Toronto police last week confirmed it had obtained a video Ford long denied exists. The Toronto Star and the U.S. website Gawker have both said individuals approached them and tried to sell them the video. Both outlets said they have viewed the video and it appears to show Ford smoking out of a crack pipe.
The Canadian Broadcasting Corp., said Monday Ford again called on Toronto Police Chief Bill Blair to release the video and let the public decide what it shows. He made the same plea on his weekly radio show Sunday.
Ford has had a history of public embarrassments, including appearing drunk at the Taste of the Danforth festival in August.
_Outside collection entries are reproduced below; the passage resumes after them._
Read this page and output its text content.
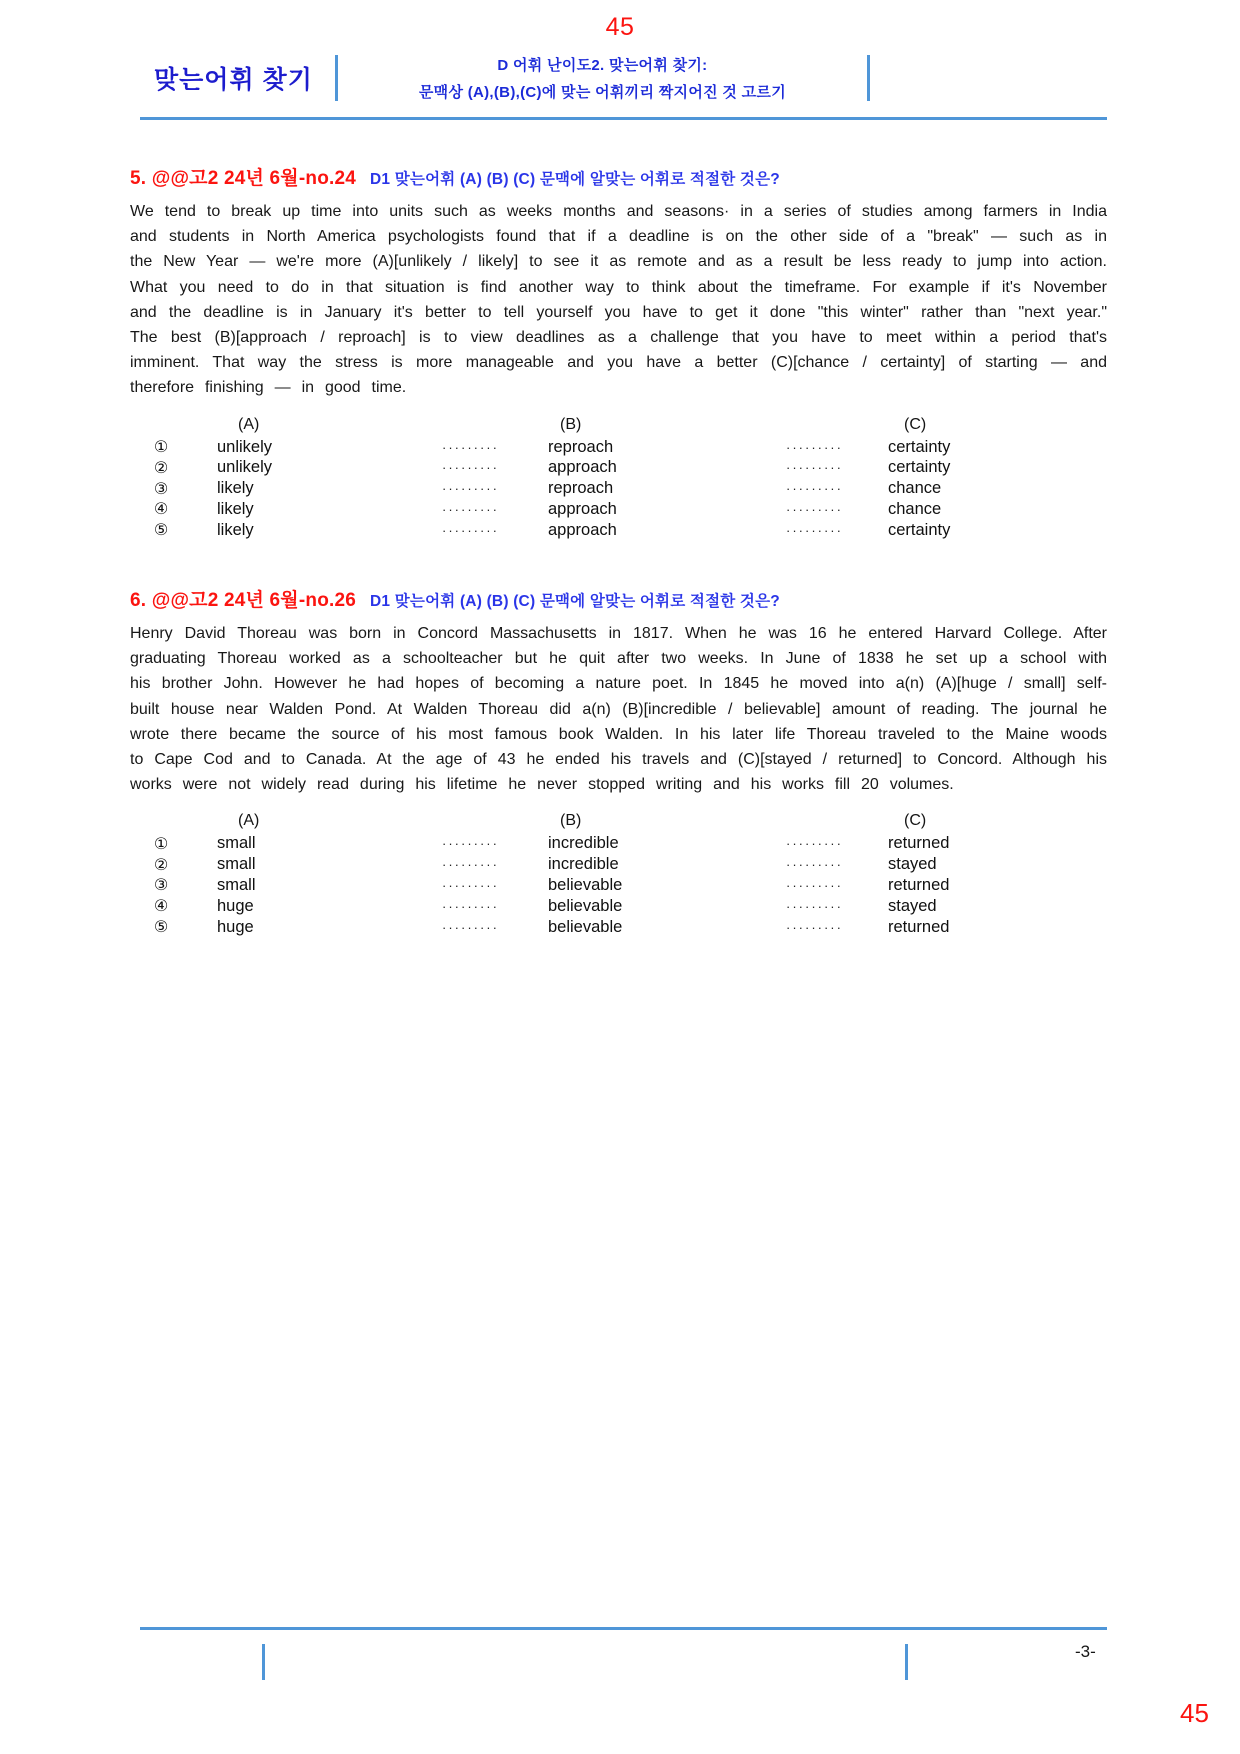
45
맞는어휘 찾기
D 어휘 난이도2. 맞는어휘 찾기:
문맥상 (A),(B),(C)에 맞는 어휘끼리 짝지어진 것 고르기
5. @@고2 24년 6월-no.24 D1 맞는어휘 (A) (B) (C) 문맥에 알맞는 어휘로 적절한 것은?

We tend to break up time into units such as weeks months and seasons· in a series of studies among farmers in India and students in North America psychologists found that if a deadline is on the other side of a "break" — such as in the New Year — we're more (A)[unlikely / likely] to see it as remote and as a result be less ready to jump into action. What you need to do in that situation is find another way to think about the timeframe. For example if it's November and the deadline is in January it's better to tell yourself you have to get it done "this winter" rather than "next year." The best (B)[approach / reproach] is to view deadlines as a challenge that you have to meet within a period that's imminent. That way the stress is more manageable and you have a better (C)[chance / certainty] of starting — and therefore finishing — in good time.

(A)	(B)	(C)
①	unlikely	·········	reproach	·········	certainty
②	unlikely	·········	approach	·········	certainty
③	likely	·········	reproach	·········	chance
④	likely	·········	approach	·········	chance
⑤	likely	·········	approach	·········	certainty
6. @@고2 24년 6월-no.26 D1 맞는어휘 (A) (B) (C) 문맥에 알맞는 어휘로 적절한 것은?

Henry David Thoreau was born in Concord Massachusetts in 1817. When he was 16 he entered Harvard College. After graduating Thoreau worked as a schoolteacher but he quit after two weeks. In June of 1838 he set up a school with his brother John. However he had hopes of becoming a nature poet. In 1845 he moved into a(n) (A)[huge / small] self-built house near Walden Pond. At Walden Thoreau did a(n) (B)[incredible / believable] amount of reading. The journal he wrote there became the source of his most famous book Walden. In his later life Thoreau traveled to the Maine woods to Cape Cod and to Canada. At the age of 43 he ended his travels and (C)[stayed / returned] to Concord. Although his works were not widely read during his lifetime he never stopped writing and his works fill 20 volumes.

(A)	(B)	(C)
①	small	·········	incredible	·········	returned
②	small	·········	incredible	·········	stayed
③	small	·········	believable	·········	returned
④	huge	·········	believable	·········	stayed
⑤	huge	·········	believable	·········	returned
-3-
45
Similar reports emerged following a St. Patrick's Day party at his office in March.
Ford apologized -- though he didn't say specifically for what -- and pledged to curtail his public drinking.
"I'm not an alcoholic, I'm not a drug addict," Ford said. "If I had I problem, I'd be the first one to say I'm not fit to run the city. ... Have I drank a little too much at times? You're absolutely right. Am I going to curb that? Absolutely I'm going to curb that."
Toronto officials expressed skepticism that Ford's apology was enough to move past the crack-smoking video scandal.
"Is he sorry that he appears to be using drugs? Is he sorry that he appears to be dealing with drug dealers?" asked Councilwoman Sarah Doucette.
Councilman James Pasternak, a member of Ford's executive committee, said an apology and pledge not to drink in public wasn't enough to make the problem go away.
"The game plan he outlined yesterday doesn't really address the political crisis we're facing," he said.
Despite the uproar, Ford's approval ratings actually went up in a poll conducted last week.
A Forum Research survey released at the end of the week showed his approval rating jumped 5 percent -- from 39 percent to 44 percent -- even though 98 percent of the respondents were aware of the allegations. The Forum Research poll was conducted late Thursday after a police news conference on the alleged incident. A total of 1,032 Toronto residents were surveyed with a margin of error of 3 percentage points.